12 Mei 1878 Pasukan kembali ke Bahal Batu melalui Onan Geang-Geang, Pintu Bosi, Parik Sabungan dan Lobu Siregar
akhir Mei Nommensen membantu Residen di Bahal Batu
Benteng untuk 80 tentara dibangun di Sipoholon
27Des’78 Nommensen dan Simoneit menerima penghargaan dari pemerintah Belanda
Perang di Toba (Sumatra)
Perang di Toba (Sumatra)
BRMG 1878 hal. 153–154
Pada
bulan Januari 1878 muncul utusan Singamangaraja yang menghasut orang
agar membunuh para misionaris dan semua orang beragama Kristen. Ketika
mau ditangkap oleh para raja yang sudah memeluk agama Kristen maka
utusan itu melarikan diri. Sebagai akibat dari ini serta gelagat buruk
lainnya maka pasukan 100 tentara yang telah siaga di Sibolga disuruh
naik ke Silindung. Kontrolir [1] yang mendampingi pasukan tersebut
diberi tugas untuk mengadakan perundingan damai yang tidak berhasil
karena raja-raja di Silindung tidak mau sekali lagi bersumpah setia
kepada pemerintah Belanda yang selama ini tidak pernah peduli dengan
perjanjian-perjanjian yang dahulu dijalinnya. Raja-raja dari Toba,
khususnya Singamangaraja, sama sekali tidak datang kecuali satu yang
berpura-pura bersahabat namun kemudian ketahuan bermusuhan.
Maka
pasukan maju sampai Bahal Batu, pos paling utara, lalu mendirikan
benteng pertahanan di sana. Singamangaraja dan para raja dari Toba
secara resmi mengumumkan perang terhadap Belanda. Penginjil Metzler
menuruti nasihat Kontrolir untuk datang ke Silindung sementara penginjil
Püse, Simoneit dan Staudte serta seluruh orang Batak yang Kristen
bergabung dengan pasukan di benteng.
Pihak musuh menyerang dua
kali masing-masing dengan sekitar 500–700 orang. Serangan kedua lebih
kuat tetapi dua-duanya dapat ditangkis dengan mudah dan tanpa jatuhnya
korban di pihak Belanda sementara di pihak musuh ada 20 orang yang
cedera dan 2 yang mati.
Serangan yang lebih dahsyat diperkirakan
akan dilangsungkan pada 2 Maret. Pasukan tambahan sebanyak 200 atau 300
tentara direncanakan berangkat 1 Maret dari Sibolga. Kalau pasukan di
Bahal Batu dapat bertahan sampai pasukan tambahan tiba maka kemungkinan
pihak musuh menang sangat tipis karena Belanda unggul dalam hal
persenjataan dan disiplin. Kolonel Engel yang memimpin pasukan ini malah
diberi tugas untuk melancarkan serangan bahkan sampai ke Danau Toba.

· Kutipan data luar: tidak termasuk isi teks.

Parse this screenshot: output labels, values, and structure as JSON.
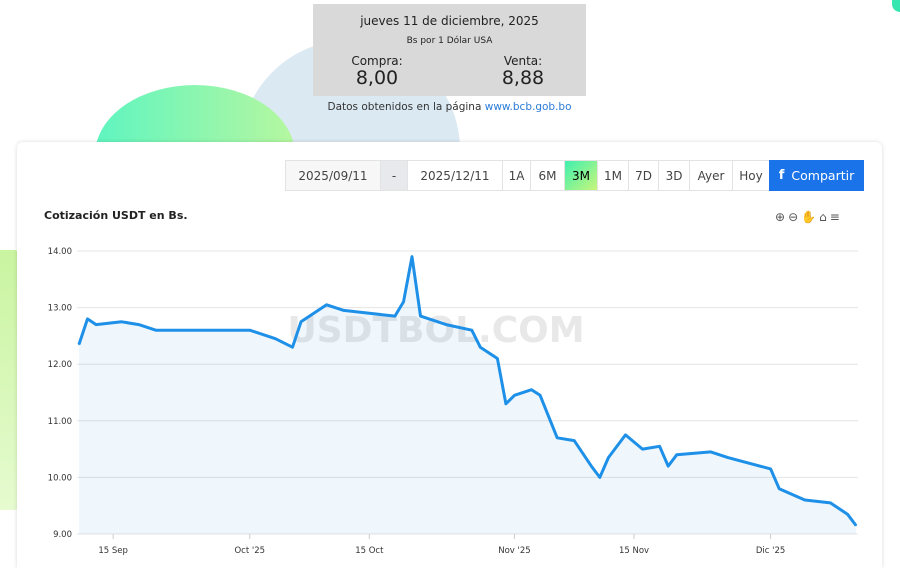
{
  "rate_box": {
    "date": "jueves 11 de diciembre, 2025",
    "subtitle": "Bs por 1 Dólar USA",
    "buy_label": "Compra:",
    "buy_value": "8,00",
    "sell_label": "Venta:",
    "sell_value": "8,88"
  },
  "source": {
    "text": "Datos obtenidos en la página ",
    "link": "www.bcb.gob.bo"
  },
  "toolbar": {
    "date_from": "2025/09/11",
    "separator": "-",
    "date_to": "2025/12/11",
    "ranges": [
      "1A",
      "6M",
      "3M",
      "1M",
      "7D",
      "3D",
      "Ayer",
      "Hoy"
    ],
    "active_range": "3M",
    "share_label": "Compartir",
    "share_icon": "facebook-icon",
    "colors": {
      "active": "#3ff0b0",
      "share": "#1a73e8"
    }
  },
  "chart_tools": [
    "zoom-in-icon",
    "zoom-out-icon",
    "pan-hand-icon",
    "home-icon",
    "menu-icon"
  ],
  "watermark": "USDTBOL.COM",
  "chart_data": {
    "type": "area",
    "title": "Cotización USDT en Bs.",
    "xlabel": "",
    "ylabel": "",
    "ylim": [
      9,
      14
    ],
    "yticks": [
      "9.00",
      "10.00",
      "11.00",
      "12.00",
      "13.00",
      "14.00"
    ],
    "xlim": [
      "2025-09-11",
      "2025-12-11"
    ],
    "xticks": [
      {
        "date": "2025-09-15",
        "label": "15 Sep"
      },
      {
        "date": "2025-10-01",
        "label": "Oct '25"
      },
      {
        "date": "2025-10-15",
        "label": "15 Oct"
      },
      {
        "date": "2025-11-01",
        "label": "Nov '25"
      },
      {
        "date": "2025-11-15",
        "label": "15 Nov"
      },
      {
        "date": "2025-12-01",
        "label": "Dic '25"
      }
    ],
    "grid": true,
    "line_color": "#1e90e8",
    "points": [
      [
        "2025-09-11",
        12.35
      ],
      [
        "2025-09-12",
        12.8
      ],
      [
        "2025-09-13",
        12.7
      ],
      [
        "2025-09-16",
        12.75
      ],
      [
        "2025-09-18",
        12.7
      ],
      [
        "2025-09-20",
        12.6
      ],
      [
        "2025-09-25",
        12.6
      ],
      [
        "2025-10-01",
        12.6
      ],
      [
        "2025-10-04",
        12.45
      ],
      [
        "2025-10-06",
        12.3
      ],
      [
        "2025-10-07",
        12.75
      ],
      [
        "2025-10-10",
        13.05
      ],
      [
        "2025-10-12",
        12.95
      ],
      [
        "2025-10-15",
        12.9
      ],
      [
        "2025-10-18",
        12.85
      ],
      [
        "2025-10-19",
        13.1
      ],
      [
        "2025-10-20",
        13.9
      ],
      [
        "2025-10-21",
        12.85
      ],
      [
        "2025-10-22",
        12.8
      ],
      [
        "2025-10-24",
        12.7
      ],
      [
        "2025-10-27",
        12.6
      ],
      [
        "2025-10-28",
        12.3
      ],
      [
        "2025-10-30",
        12.1
      ],
      [
        "2025-10-31",
        11.3
      ],
      [
        "2025-11-01",
        11.45
      ],
      [
        "2025-11-03",
        11.55
      ],
      [
        "2025-11-04",
        11.45
      ],
      [
        "2025-11-06",
        10.7
      ],
      [
        "2025-11-08",
        10.65
      ],
      [
        "2025-11-10",
        10.2
      ],
      [
        "2025-11-11",
        10.0
      ],
      [
        "2025-11-12",
        10.35
      ],
      [
        "2025-11-14",
        10.75
      ],
      [
        "2025-11-16",
        10.5
      ],
      [
        "2025-11-18",
        10.55
      ],
      [
        "2025-11-19",
        10.2
      ],
      [
        "2025-11-20",
        10.4
      ],
      [
        "2025-11-24",
        10.45
      ],
      [
        "2025-11-26",
        10.35
      ],
      [
        "2025-12-01",
        10.15
      ],
      [
        "2025-12-02",
        9.8
      ],
      [
        "2025-12-05",
        9.6
      ],
      [
        "2025-12-08",
        9.55
      ],
      [
        "2025-12-10",
        9.35
      ],
      [
        "2025-12-11",
        9.15
      ]
    ]
  }
}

Tampaknya jelas bahwa Silindung tidak lagi dapat dibiarkan tanpa
pemerintahan. Selain itu perlu dipikirkan apakah bukan lebih baik bagi
pemerintah Belanda untuk langsung saja menaklukkan seluruh Toba dan
sekaligus menjaga agar orang Aceh yang beragama Islam jangan menguasai
Toba dan mengislamkan ratusan ribu kafir Toba. Betapa orang Batak
Kristen dapat diandalkan tampak jelas sekarang, sebagai orang Islam
orang Batak takkan mungkin menjadi rakyat yang patuh pada Belanda.